Senate Bill No. 142, if approved, would provide for low cost loans at a rate of interest of 2% to WV high school students with a Ac@ average or better who will be attending a college or university in WV in an amount not to exceed $2,500 per year, for a period of up to five years while obtaining an undergraduate degree. Upon graduating, the loan would be forgiven at a rate of 20% of the balance for each full year the graduate remains in West Virginia.

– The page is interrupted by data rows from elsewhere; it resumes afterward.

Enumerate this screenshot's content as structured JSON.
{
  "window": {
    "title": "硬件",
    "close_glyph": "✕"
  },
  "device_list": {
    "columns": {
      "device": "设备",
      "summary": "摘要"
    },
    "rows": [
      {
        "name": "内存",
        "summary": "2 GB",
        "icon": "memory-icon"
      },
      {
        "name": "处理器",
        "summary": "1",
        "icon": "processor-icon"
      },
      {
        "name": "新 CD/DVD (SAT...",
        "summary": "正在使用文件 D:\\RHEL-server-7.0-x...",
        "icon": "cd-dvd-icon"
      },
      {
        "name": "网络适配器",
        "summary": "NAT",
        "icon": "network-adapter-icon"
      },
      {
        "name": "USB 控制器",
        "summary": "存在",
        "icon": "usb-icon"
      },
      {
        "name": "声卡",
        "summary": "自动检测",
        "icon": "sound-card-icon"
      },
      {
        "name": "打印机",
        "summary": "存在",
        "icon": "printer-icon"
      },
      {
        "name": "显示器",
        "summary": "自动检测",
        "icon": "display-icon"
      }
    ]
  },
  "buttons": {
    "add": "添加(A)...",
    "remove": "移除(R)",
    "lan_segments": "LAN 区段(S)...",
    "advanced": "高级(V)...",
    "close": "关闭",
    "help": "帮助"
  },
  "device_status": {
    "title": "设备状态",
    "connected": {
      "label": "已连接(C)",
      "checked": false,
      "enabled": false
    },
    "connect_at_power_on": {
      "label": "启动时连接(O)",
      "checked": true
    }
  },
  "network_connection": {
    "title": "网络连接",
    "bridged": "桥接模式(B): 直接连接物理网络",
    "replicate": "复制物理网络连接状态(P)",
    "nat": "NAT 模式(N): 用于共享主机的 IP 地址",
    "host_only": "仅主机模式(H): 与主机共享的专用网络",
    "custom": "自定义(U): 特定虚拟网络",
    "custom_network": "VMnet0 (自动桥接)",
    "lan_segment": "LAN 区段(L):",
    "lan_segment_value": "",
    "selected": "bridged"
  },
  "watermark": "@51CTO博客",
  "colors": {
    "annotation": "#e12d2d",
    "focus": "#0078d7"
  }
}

The proposed legislation provides financial institutions with low cost deposits from the Investment Management Board. The financial institutions in turn would provide the 2% loans to the students. The proposed legislation places a $30 million cap on the total allowed on deposit at any one time. Based on current enrollment, graduation and retention rates, and student loan activity, it is not unreasonable to believe that full funding of the proposed WV Dollars for Scholars Loan Program could easily utilize the entire $30 million.
Based upon an even distribution of the loan amounts, and once the program is fully phased in, it is estimated that the annual costs of debt forgiveness would be approximately $5.5 million.
In addition to the debt forgiveness above, there would also be a cost to the State of West Virginia in the form of lost interest revenue, which based on an estimated forgone interest rate of 4%, would equal $1.2 million per year.
Considering the large number of students which may take advantage of this loan program, and the administrative burden with monitoring compliance and residency status, it is estimated that administrative costs would be approximately $200,000.
Fiscal Note Detail
|Effect of Proposal
|1. Estmated Total Cost
|Repairs and Alterations
|2. Estimated Total Revenues
Explanation of above estimates (including long-range effect):
This analysis assumes that only newly graduating high school seniors are eligible for the program, and that the loan program is evenly phased-in over a period in excess of five years. Loan forgiveness would not begin until after graduation, thus the maximum debt forgiveness does not reach the $5.5 million indicated until year 9.
Personal Services and Current Expenses represent estimated incremental program administration costs at the institutions.
The loss of revenue reflects the foregone income to the State of West Virginia due to the deposits with financial institutions to support the program.
Clarification may be needed on the wording of the liability for the debt forgiveness provisions.